Since most science fiction vehicles don't run on unleaded gasoline, would you even know what to fill the tank with if you were lucky enough to get behind the wheel? With everything out there from warp cores to specialized space fuel, here's a handy list that lets you know what powers some of the more popular vehicles around the galaxy, just in case you find yourself stranded and need to call AAA.

Any vehicle from the Star Trek Universe: Dilithium Crystals. This is an element created just for Star Trek that powers everything from the U.S.S. Enterprise to a Klingon Bird of Prey. Dilithium had to be mined, just like we have to drill for oil, and could be hard to come by. Of course, when Star Trek: The Next Generation came out the writers decided to just cheat and make it something that they could make synthetically, thereby killing any future "we're out of gas!" storylines.

The Time-Traveling Delorean from Back to the Future: plutonium, gas, and/or garbage. Doc Brown's time-tripping Delorean actually has an engine that does run on gas, although when he came back from the future he'd converted the flux capacitor to run on a Mr. Fusion device, thereby eliminating the need for plutonium pellets for driving through the decades. Just toss some trash inside, and you're good to go.

Anything in the Battlestar Galactica universe: Tylium. In the world of BSG, both Cylon and Human ships run off of a fictional ore called tylium. It's only found on certain planets, and has to be mined, just like dilithium crystals. But unlike the crystals, it also has to be refined and turned into a gasoline like substance. No idea what kind of mileage you get out of it, but it also powers their "faster than light" drives, so it must pack quite a punch.

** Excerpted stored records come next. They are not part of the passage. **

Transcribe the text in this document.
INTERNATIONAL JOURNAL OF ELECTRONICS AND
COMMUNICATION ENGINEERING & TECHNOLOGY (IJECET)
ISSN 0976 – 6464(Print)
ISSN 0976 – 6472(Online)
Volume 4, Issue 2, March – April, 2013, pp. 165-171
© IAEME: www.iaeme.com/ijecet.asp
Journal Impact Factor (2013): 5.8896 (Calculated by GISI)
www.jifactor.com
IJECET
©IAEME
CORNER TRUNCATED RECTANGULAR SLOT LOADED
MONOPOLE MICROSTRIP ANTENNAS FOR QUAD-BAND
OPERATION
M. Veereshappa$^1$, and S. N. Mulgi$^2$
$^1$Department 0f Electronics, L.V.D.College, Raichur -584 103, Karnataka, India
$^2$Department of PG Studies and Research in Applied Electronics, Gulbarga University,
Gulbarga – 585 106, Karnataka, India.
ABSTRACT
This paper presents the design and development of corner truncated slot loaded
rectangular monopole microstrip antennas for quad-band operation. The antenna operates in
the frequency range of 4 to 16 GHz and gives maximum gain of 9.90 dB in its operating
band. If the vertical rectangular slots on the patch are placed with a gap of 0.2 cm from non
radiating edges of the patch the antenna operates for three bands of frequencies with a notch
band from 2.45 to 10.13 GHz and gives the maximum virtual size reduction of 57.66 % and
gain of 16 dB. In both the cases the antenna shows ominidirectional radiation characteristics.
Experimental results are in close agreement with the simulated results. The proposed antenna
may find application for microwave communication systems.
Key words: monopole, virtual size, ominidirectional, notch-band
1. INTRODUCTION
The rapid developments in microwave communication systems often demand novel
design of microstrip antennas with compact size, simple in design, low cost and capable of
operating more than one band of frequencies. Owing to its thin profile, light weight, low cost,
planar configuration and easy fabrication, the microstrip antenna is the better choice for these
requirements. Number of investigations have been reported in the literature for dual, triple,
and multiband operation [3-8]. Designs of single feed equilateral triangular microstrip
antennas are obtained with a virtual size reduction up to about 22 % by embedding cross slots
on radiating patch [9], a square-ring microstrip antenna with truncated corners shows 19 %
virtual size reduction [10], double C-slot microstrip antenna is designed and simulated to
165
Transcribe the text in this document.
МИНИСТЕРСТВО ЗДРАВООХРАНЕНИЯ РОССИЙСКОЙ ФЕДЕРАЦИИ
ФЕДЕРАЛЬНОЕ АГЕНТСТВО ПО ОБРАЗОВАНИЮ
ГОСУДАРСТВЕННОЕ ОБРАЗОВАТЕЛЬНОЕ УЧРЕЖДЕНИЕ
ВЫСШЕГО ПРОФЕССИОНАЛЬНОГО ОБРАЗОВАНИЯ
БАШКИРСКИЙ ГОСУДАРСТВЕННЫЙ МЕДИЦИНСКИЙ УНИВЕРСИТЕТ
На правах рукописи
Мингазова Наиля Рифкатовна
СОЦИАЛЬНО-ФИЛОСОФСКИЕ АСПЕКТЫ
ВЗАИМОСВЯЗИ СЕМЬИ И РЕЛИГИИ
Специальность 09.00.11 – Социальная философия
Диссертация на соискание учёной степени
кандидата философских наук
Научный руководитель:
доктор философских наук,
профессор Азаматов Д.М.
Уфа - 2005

The TARDIS from Doctor Who: artificial black holes, radiation, life force... take your pick. The TARDIS in the world of Doctor Who looks like a giant blue phonebooth, and travels through both time and space. However it's actually a sentient being that draws its power from one of several different sources, depending on what season of the show you're watching. In the current incarnation of the show, the Doctor has to stop periodically near a space-time rift and suck up the leaking radiation in order to keep things going. A sort of interstellar pit stop, if you will. Photo by lizardian.

The Spaceship Heart of Gold from The Hitchhiker's Guide To The Galaxy: a cup of hot tea. The Heart of Gold ran on an infinite improbability drive that took it through "every point in the universe at once" when it was switched on. Not too shabby. All it took was an electronic brain and a good Brownian motion generator, like a cup of tea, and you're off. Probably the cheapest form of travel ever invented.

Anything in Star Wars: your guess is as good as ours. While you sometimes see strange hoses and gizmos hooked to the ships before they launch, it was never made clear in these movies what they run on. George Lucas apparently never wanted us to get bored by the details, so you could fill in the blanks on your own for this one. Lando was running a gas-mining facility on Bespin in The Empire Strikes back, so maybe he was in the spaceship fuel business. We may never know, so be careful with whatever you put in the tank of your X-Wing.

As always, extinguish all smoking materials while refueling and be sure to hold on to your receipts. Your own mileage may vary.